The modern financial system cannot boast of having this feature; there, money is produced by banks and is a factor of the political and economic influences of specific countries and organizations. In other words, the “old” money serves very specific interests.

On the other hand, right before our eyes, a new, extra-governmental, extra-historical currency is being born, setting claim to becoming a universal, absolute equivalent, and even to driving gold out of its immovable position.

It is being born because the need for it is ripe. After all, globalization, which many people criticize, really is a natural phenomenon. It reflects the current state of humanity, which has already gathered into one whole technologically, but has not yet accepted this fact psychologically.

That is why we don’t yet understand how to use the cryptocurrency, how to integrate it into the system, and how it will later influence us, the ones who created it. However, that does not change its essence: the global world is demanding a global monetary equivalent that does not depend on local, subjective “circumstances” and interests.

On the other hand, if we treat this novelty like in the olden times, with traditional means, it will lose its “charm”—its objective value as seen by the public. Yes, in the beginning of the road, Bitcoin became a convenient means for deals on the black market, which found a way in here, yet the completely legal “financial mafia” will put an end to it and will find a way to secure a grip on the new coin.

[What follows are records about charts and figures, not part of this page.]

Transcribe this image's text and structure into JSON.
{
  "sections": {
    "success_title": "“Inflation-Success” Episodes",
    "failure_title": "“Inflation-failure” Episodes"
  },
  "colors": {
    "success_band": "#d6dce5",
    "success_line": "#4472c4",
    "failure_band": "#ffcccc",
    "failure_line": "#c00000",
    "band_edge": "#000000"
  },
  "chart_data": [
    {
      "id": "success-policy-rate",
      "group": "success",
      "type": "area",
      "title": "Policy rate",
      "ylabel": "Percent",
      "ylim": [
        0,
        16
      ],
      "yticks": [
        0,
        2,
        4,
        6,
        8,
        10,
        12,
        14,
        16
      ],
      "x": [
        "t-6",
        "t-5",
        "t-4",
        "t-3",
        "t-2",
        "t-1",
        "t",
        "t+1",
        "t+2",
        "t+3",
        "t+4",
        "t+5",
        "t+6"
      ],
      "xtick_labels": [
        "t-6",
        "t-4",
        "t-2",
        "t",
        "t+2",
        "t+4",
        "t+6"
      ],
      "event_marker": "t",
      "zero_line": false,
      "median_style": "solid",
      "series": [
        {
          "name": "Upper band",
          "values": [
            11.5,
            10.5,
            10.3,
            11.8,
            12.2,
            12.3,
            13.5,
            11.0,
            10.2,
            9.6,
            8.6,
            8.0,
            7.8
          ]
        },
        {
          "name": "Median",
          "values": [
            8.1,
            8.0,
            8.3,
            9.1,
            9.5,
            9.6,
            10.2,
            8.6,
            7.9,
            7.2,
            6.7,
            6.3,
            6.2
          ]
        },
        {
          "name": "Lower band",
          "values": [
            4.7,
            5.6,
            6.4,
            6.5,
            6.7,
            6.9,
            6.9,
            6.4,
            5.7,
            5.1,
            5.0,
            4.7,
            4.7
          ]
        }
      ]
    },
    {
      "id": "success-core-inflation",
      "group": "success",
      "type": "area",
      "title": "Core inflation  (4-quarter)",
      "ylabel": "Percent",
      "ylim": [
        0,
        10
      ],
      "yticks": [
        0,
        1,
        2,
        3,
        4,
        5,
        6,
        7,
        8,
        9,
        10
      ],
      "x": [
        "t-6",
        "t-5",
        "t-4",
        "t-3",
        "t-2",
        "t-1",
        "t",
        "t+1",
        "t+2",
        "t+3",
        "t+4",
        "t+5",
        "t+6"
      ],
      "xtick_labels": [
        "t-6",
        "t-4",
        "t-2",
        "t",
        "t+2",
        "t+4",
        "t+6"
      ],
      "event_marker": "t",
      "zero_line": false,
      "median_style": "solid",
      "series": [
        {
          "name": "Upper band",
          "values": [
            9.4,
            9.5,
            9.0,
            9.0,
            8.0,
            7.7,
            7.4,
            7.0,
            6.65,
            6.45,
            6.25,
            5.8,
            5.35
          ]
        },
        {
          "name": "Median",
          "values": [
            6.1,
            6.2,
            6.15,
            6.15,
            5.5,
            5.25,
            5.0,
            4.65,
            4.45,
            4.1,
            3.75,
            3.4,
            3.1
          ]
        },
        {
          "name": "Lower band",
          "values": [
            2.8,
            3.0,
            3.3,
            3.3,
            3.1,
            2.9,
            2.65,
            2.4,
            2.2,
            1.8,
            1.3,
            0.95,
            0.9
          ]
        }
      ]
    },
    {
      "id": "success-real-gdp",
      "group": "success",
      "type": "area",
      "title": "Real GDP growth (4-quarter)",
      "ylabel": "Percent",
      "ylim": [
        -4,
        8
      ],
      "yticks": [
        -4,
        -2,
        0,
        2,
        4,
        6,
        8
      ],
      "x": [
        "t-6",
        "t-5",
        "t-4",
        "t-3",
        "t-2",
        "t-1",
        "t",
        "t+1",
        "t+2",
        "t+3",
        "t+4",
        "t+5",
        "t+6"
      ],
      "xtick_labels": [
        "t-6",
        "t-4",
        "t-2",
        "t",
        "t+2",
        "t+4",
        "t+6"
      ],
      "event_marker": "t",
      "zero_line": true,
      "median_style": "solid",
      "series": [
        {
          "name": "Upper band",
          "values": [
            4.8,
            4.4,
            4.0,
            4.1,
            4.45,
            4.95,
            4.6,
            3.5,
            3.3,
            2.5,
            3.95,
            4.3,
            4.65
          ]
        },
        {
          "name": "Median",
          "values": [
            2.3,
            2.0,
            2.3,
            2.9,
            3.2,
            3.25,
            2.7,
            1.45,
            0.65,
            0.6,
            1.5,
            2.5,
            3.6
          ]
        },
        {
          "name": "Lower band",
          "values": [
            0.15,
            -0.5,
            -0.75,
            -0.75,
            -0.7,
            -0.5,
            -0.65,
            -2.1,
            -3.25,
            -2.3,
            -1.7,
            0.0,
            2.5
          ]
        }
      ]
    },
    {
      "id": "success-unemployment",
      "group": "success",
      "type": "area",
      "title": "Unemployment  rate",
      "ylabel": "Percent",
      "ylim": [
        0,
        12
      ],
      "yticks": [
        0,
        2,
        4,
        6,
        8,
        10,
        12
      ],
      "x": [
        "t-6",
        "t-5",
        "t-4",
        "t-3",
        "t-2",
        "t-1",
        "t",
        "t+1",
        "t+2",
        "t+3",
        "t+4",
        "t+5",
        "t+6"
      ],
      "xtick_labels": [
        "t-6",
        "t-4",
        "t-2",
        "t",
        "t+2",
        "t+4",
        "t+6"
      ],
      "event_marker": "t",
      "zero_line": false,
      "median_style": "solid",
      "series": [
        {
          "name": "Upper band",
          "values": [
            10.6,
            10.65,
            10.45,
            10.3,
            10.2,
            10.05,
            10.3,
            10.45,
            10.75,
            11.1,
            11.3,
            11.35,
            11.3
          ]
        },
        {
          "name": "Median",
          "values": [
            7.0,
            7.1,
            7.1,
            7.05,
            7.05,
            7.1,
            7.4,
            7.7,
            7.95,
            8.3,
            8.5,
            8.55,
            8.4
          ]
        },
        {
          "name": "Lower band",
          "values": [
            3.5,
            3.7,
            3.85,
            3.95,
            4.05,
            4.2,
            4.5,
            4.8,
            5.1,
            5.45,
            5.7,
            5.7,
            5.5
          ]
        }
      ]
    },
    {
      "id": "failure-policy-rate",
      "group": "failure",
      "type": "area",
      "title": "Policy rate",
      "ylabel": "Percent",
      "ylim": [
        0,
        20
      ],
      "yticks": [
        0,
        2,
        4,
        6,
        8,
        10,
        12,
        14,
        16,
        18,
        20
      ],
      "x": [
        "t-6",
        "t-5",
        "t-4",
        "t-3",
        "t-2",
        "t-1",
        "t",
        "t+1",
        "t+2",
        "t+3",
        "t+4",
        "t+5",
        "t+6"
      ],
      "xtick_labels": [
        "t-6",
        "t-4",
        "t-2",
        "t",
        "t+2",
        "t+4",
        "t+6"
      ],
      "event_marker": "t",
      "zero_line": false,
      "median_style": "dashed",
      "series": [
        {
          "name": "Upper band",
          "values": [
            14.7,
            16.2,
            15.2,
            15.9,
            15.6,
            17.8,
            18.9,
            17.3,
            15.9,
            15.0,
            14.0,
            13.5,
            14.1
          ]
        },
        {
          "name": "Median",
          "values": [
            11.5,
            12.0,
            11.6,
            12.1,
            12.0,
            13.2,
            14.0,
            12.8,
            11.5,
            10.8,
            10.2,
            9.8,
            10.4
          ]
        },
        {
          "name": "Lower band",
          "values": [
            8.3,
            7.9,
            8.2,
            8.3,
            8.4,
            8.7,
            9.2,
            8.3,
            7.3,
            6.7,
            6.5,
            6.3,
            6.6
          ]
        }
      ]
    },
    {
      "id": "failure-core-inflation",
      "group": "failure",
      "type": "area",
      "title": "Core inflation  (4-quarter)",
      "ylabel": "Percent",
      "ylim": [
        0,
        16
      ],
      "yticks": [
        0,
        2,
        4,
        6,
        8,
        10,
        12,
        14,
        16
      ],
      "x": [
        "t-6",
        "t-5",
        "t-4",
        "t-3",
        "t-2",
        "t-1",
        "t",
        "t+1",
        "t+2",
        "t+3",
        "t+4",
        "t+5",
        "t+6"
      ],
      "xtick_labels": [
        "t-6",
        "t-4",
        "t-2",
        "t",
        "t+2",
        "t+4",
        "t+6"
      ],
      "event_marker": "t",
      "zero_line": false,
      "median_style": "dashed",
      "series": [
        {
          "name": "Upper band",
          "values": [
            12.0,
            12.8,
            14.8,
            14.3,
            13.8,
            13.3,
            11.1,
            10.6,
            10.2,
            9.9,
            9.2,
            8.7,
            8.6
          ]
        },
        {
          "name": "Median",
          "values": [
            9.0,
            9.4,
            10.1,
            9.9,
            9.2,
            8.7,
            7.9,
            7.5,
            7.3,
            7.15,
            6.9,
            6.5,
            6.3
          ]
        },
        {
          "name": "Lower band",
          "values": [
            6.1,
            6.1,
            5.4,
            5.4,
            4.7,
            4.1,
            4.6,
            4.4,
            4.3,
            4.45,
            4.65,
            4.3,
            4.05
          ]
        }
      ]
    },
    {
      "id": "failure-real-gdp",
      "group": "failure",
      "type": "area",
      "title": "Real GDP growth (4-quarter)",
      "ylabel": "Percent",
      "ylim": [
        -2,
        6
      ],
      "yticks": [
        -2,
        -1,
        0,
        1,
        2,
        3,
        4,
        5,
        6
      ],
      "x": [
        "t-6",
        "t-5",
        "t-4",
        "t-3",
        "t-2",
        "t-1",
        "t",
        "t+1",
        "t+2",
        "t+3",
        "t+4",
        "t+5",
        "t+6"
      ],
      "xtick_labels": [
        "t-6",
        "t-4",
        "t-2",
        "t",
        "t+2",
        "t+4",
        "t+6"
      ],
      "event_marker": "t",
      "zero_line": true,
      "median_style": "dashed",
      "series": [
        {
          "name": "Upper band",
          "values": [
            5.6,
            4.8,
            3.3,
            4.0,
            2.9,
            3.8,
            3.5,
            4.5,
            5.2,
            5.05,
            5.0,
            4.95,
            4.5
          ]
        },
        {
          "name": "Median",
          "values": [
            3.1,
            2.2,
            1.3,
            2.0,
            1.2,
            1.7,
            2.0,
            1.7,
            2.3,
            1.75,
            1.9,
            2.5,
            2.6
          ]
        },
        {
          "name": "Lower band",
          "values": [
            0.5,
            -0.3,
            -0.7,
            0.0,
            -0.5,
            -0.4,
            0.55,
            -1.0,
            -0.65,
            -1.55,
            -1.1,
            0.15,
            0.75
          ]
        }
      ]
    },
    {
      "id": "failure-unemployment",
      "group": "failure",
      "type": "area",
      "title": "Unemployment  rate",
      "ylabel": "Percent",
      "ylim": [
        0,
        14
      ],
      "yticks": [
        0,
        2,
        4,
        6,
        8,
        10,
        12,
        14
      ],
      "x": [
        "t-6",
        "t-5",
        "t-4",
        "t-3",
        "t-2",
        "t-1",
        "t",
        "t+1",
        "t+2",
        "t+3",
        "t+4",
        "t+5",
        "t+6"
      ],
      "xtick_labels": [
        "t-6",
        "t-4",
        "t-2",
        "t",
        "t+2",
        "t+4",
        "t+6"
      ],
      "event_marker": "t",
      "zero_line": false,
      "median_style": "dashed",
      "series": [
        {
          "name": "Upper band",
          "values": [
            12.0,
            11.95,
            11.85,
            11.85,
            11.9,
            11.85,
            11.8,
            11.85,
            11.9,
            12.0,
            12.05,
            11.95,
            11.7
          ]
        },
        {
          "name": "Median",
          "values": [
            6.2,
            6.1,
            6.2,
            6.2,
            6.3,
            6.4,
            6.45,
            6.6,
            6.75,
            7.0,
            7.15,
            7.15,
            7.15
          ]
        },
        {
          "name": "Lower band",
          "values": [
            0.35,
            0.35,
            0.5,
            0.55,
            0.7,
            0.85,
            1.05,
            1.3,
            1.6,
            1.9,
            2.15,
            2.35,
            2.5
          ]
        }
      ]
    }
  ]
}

Will the illegal players be able to preserve the freedom of the cryptocurrency? One way or another, its future depends on that. There are chances for that to happen since governments and banks are also connected to the “financial mafia.”

However, if we rise above the current fuss surrounding Bitcoin, we will see how egoism on a global scale is gradually building the respective global systems for itself, and in a way that does not attach artificial ideals and ideologies to them.

There is no “good” or “evil” here, but only business in the pure form. And what difference does it make if the reciprocal trust of the parties is provided by virtual computer computations? On the contrary, that makes it even better; there will be fewer errors in the calculations.

It turns out that we are talking about global trends and, for the most part, it makes no sense to resist them.

Moreover, in the future we will develop additional universal parameters, but ones of a social nature. The day will come when, by virtue of a new quality of interconnection between us, a new “currency” will emerge—social rating, expressed by a clear equivalent that anyone can understand.

People will be able to accumulate it as well, but not sell or buy it. It is more likely to have a comparative nature while having completely real value.

After all, society, especially one that is global, cannot be based on just bare egoism alone. Of course, it is rational in its own way, but when left to its own devices, it leads to a dead-end. The social aspect in man and society must take the upper hand over self-focus so the whole will not fall apart into pieces.

These are the paradigms of a new time, whose essence is not a single currency, but new relationships between people in a united, modern world.